For example, you might not comment on our child’s behavior when they are sitting calmly at the dinner table. But the second they start running around the room instead of eating, you are all over them for misbehaving.

This is not to say you shouldn't give your child negative consequences for running around when they are supposed to be sitting at the table. You should. But you also need to provide positive attention to your child when he or she is sitting and eating. In other words, you should always be looking for and acting on opportunities to praise your child for their positive behavior.

How the Praise-lets work.

 

The praise-lets are a great way to help remind us to find, and praise, those positive behaviors. In fact, research shows that if we change the focus and praise kids 4 times for every time we correct them, their behaviors and your relationship will get better! Which is why the praise-lets consist of one blue (correction) bracelet and four yellow (praise) bracelets. Each time you correct a behavior or catch them doing something that you have to correct, move the blue bracelet over to your other wrist. The four remaining yellow bracelets are your reminders to catch them being good four time within the next hour or so.

Of course, you can make a praise-let of your own with hair bands, rings, bracelets, rubber bands, etc. The important thing is that you are catching them being good 4x more than then you are correcting them.

Remember, if you are constantly focusing only on what the child is doing wrong, the negative environment can leave both parents and kids frustrated. By catching them being good and giving praise you can actually strengthen the relationship between you and your child because your child will start to recognize that you see the positive things they do, not the just the negatives.

Learn how you can get a Boys Town praise-let and support Boys Town’s mission to help build up the praise for our kids.

Educators and teachers, we have resources for you too! Learn how you can get lesson plans and resources to build up the praise in your classrooms.

Did you know, you can also use praise to help change behaviors.

Praise is a great tool all parents can use to help change problem behaviors.

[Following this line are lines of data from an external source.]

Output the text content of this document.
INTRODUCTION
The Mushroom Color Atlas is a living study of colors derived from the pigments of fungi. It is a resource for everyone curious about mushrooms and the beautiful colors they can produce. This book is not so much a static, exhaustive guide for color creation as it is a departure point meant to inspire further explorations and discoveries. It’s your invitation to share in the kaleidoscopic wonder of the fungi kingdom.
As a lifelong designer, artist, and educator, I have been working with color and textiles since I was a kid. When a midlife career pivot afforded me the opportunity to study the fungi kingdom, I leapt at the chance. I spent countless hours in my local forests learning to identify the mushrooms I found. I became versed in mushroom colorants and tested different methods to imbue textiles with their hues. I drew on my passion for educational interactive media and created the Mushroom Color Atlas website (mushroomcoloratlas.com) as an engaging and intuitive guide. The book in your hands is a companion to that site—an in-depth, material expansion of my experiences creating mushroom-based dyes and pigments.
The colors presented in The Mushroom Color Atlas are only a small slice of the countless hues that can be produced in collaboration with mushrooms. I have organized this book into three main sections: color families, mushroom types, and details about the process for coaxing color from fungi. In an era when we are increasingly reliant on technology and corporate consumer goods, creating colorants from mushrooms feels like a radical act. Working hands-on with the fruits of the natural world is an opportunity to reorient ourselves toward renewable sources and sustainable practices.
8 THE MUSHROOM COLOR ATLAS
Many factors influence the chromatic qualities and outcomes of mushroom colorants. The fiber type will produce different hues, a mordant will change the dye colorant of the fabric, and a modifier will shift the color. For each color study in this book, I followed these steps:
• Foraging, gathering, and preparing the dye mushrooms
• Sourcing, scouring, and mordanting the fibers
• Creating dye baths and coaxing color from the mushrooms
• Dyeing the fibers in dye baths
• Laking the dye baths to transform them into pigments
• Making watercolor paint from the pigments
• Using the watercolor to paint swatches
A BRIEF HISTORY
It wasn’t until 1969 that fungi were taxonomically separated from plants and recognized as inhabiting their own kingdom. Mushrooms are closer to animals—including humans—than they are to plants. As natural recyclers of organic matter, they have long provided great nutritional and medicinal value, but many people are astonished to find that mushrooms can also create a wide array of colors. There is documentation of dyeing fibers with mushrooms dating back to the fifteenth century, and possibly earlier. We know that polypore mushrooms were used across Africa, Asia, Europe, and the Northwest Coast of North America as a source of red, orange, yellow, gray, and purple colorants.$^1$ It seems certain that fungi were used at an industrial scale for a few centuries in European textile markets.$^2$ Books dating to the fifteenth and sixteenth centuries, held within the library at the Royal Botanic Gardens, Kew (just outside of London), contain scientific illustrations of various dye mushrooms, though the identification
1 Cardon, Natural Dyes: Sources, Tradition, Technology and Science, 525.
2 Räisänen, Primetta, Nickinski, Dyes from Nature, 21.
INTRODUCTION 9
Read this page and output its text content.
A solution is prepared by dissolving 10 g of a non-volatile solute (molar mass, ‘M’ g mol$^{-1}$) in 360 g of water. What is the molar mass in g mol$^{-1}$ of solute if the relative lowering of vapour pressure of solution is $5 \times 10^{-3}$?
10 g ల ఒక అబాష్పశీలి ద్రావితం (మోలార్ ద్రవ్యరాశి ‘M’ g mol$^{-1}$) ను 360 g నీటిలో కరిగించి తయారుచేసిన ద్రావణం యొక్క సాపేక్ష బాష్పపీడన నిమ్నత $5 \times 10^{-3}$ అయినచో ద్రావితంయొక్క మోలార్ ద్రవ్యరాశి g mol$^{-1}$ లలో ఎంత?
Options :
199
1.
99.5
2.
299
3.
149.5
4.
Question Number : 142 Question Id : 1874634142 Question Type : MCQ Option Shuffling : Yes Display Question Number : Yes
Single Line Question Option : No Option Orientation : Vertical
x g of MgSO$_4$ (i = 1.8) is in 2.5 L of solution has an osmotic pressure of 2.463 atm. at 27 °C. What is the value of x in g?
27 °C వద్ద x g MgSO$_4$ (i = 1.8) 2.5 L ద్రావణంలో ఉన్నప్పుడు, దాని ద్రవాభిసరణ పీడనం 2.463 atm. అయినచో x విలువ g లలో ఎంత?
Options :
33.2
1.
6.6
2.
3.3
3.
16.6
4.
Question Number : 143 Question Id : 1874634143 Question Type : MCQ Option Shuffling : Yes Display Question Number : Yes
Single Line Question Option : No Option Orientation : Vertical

One way you can do this is to make a list of the negative behaviors you want your children to stop and then write down the positive – or "opposites" – of that behavior. So, if your child is hitting, the positive opposites of that behavior could include "being gentle," "keeping hands to self," or "staying calm."

Next, start giving more attention to the child's positive behaviors so your child starts associating that attention with doing something good. You can use verbal praise to do this; these statements might sound something like this: "Great job being gentle with your sister," or "Thank you for keeping your hands to yourself even when you are mad."

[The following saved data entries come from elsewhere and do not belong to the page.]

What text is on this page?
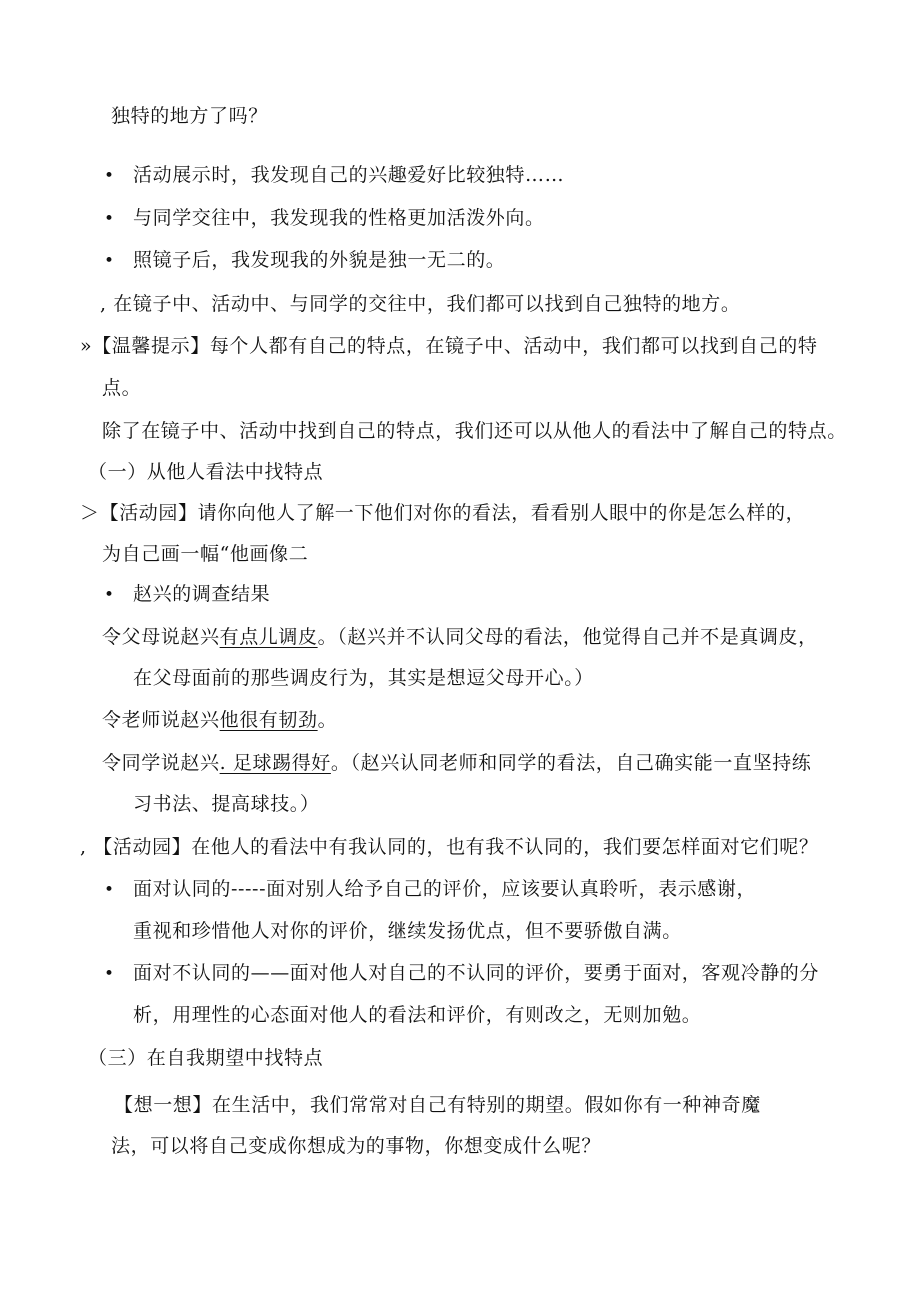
独特的地方了吗？
• 活动展示时，我发现自己的兴趣爱好比较独特……
• 与同学交往中，我发现我的性格更加活泼外向。
• 照镜子后，我发现我的外貌是独一无二的。
, 在镜子中、活动中、与同学的交往中，我们都可以找到自己独特的地方。
»【温馨提示】每个人都有自己的特点，在镜子中、活动中，我们都可以找到自己的特
点。
除了在镜子中、活动中找到自己的特点，我们还可以从他人的看法中了解自己的特点。
（一）从他人看法中找特点
＞【活动园】请你向他人了解一下他们对你的看法，看看别人眼中的你是怎么样的，
为自己画一幅“他画像二
• 赵兴的调查结果
令父母说赵兴有点儿调皮。（赵兴并不认同父母的看法，他觉得自己并不是真调皮，
在父母面前的那些调皮行为，其实是想逗父母开心。）
令老师说赵兴他很有韧劲。
令同学说赵兴. 足球踢得好。（赵兴认同老师和同学的看法，自己确实能一直坚持练
习书法、提高球技。）
, 【活动园】在他人的看法中有我认同的，也有我不认同的，我们要怎样面对它们呢？
• 面对认同的-----面对别人给予自己的评价，应该要认真聆听，表示感谢，
重视和珍惜他人对你的评价，继续发扬优点，但不要骄傲自满。
• 面对不认同的——面对他人对自己的不认同的评价，要勇于面对，客观冷静的分
析，用理性的心态面对他人的看法和评价，有则改之，无则加勉。
（三）在自我期望中找特点
【想一想】在生活中，我们常常对自己有特别的期望。假如你有一种神奇魔
法，可以将自己变成你想成为的事物，你想变成什么呢？
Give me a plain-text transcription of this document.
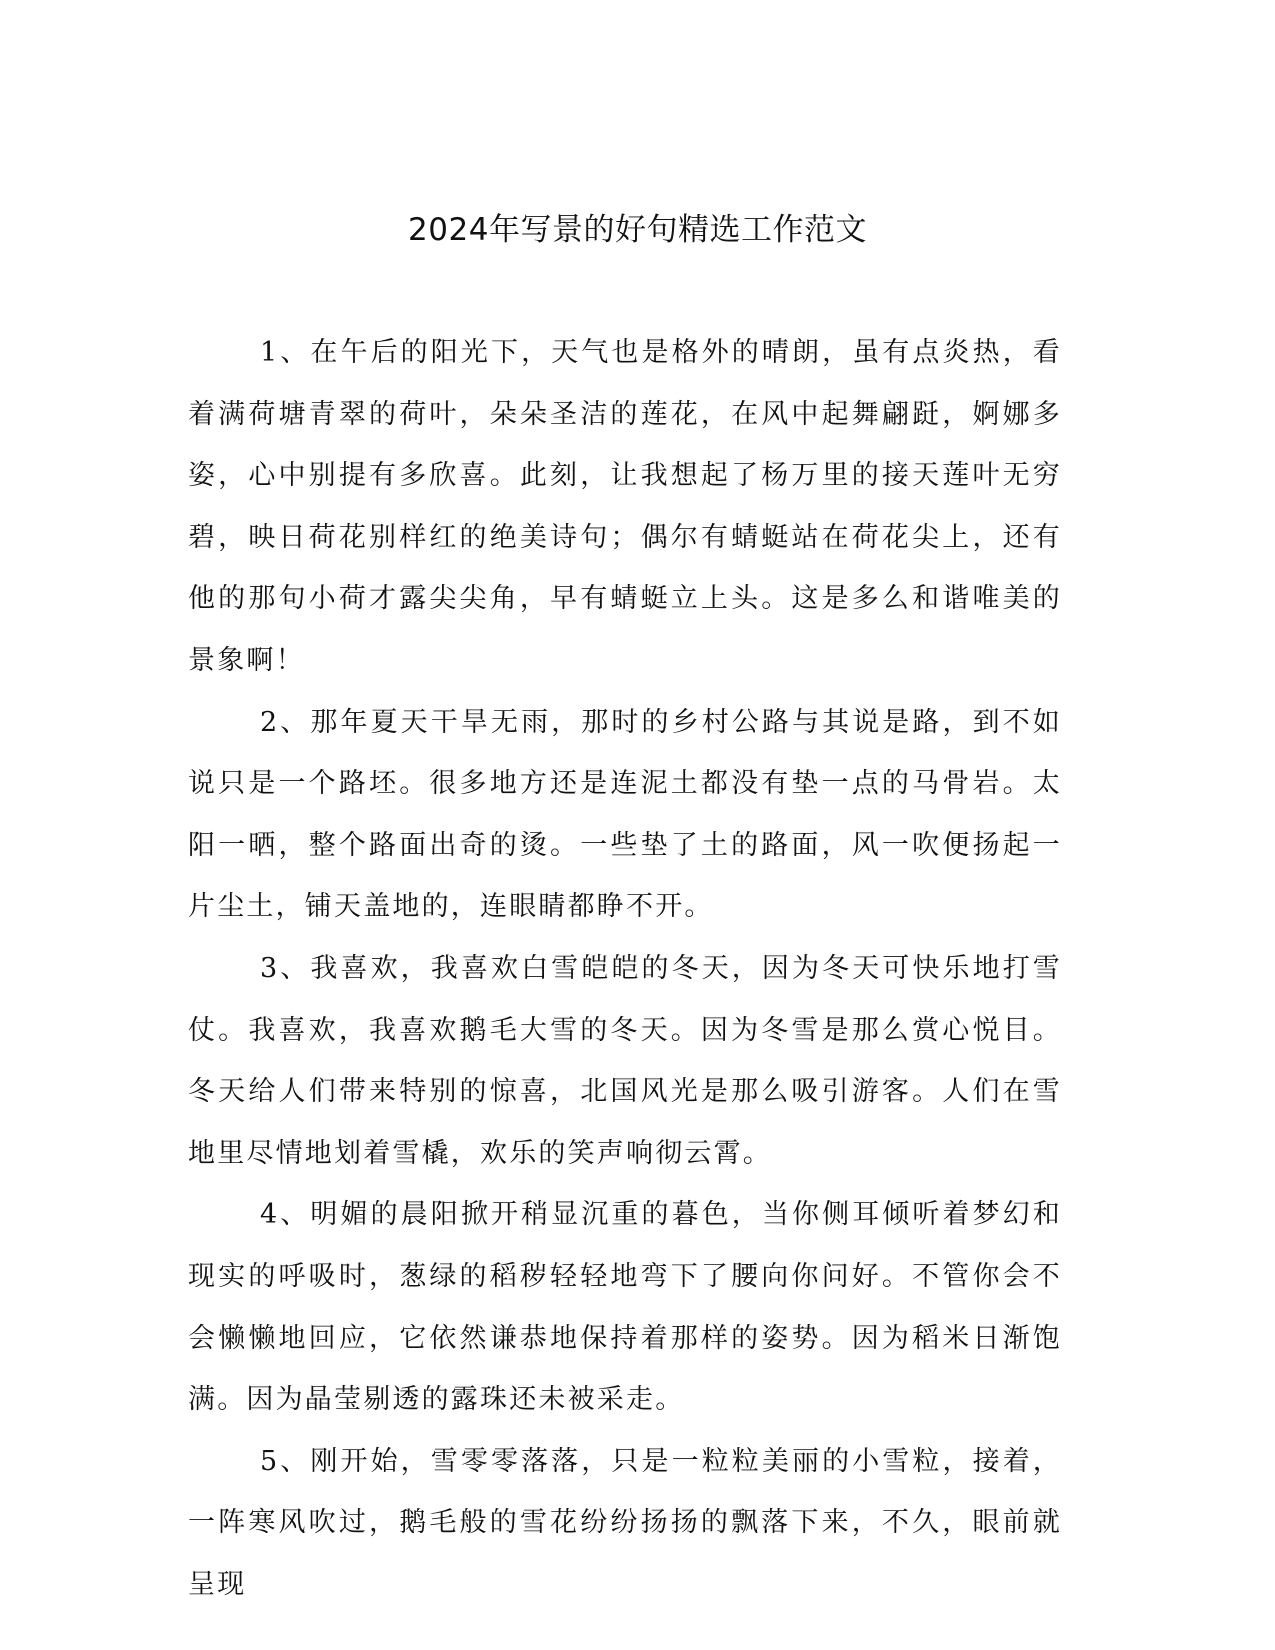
2024年写景的好句精选工作范文

1、在午后的阳光下，天气也是格外的晴朗，虽有点炎热，看着满荷塘青翠的荷叶，朵朵圣洁的莲花，在风中起舞翩跹，婀娜多姿，心中别提有多欣喜。此刻，让我想起了杨万里的接天莲叶无穷碧，映日荷花别样红的绝美诗句；偶尔有蜻蜓站在荷花尖上，还有他的那句小荷才露尖尖角，早有蜻蜓立上头。这是多么和谐唯美的景象啊！

2、那年夏天干旱无雨，那时的乡村公路与其说是路，到不如说只是一个路坯。很多地方还是连泥土都没有垫一点的马骨岩。太阳一晒，整个路面出奇的烫。一些垫了土的路面，风一吹便扬起一片尘土，铺天盖地的，连眼睛都睁不开。

3、我喜欢，我喜欢白雪皑皑的冬天，因为冬天可快乐地打雪仗。我喜欢，我喜欢鹅毛大雪的冬天。因为冬雪是那么赏心悦目。冬天给人们带来特别的惊喜，北国风光是那么吸引游客。人们在雪地里尽情地划着雪橇，欢乐的笑声响彻云霄。

4、明媚的晨阳掀开稍显沉重的暮色，当你侧耳倾听着梦幻和现实的呼吸时，葱绿的稻秽轻轻地弯下了腰向你问好。不管你会不会懒懒地回应，它依然谦恭地保持着那样的姿势。因为稻米日渐饱满。因为晶莹剔透的露珠还未被采走。

5、刚开始，雪零零落落，只是一粒粒美丽的小雪粒，接着，一阵寒风吹过，鹅毛般的雪花纷纷扬扬的飘落下来，不久，眼前就呈现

Using a specific praise statement to call attention to a positive behavior encourages your child to use that behavior more often in the future. Specific praise also teaches kids which particular behaviors are appropriate and good to use. Simply saying something general like "Good job" does not let your child know exactly what to do again next time. For example, praising your child who has a difficult time staying seated by saying, "I like how you are staying in your seat," lets your child know exactly what they did and that they can do it. And it provides recognition to your child for doing it, demonstrates that doing it will earn positive attention from you, and encourages them to keep doing it.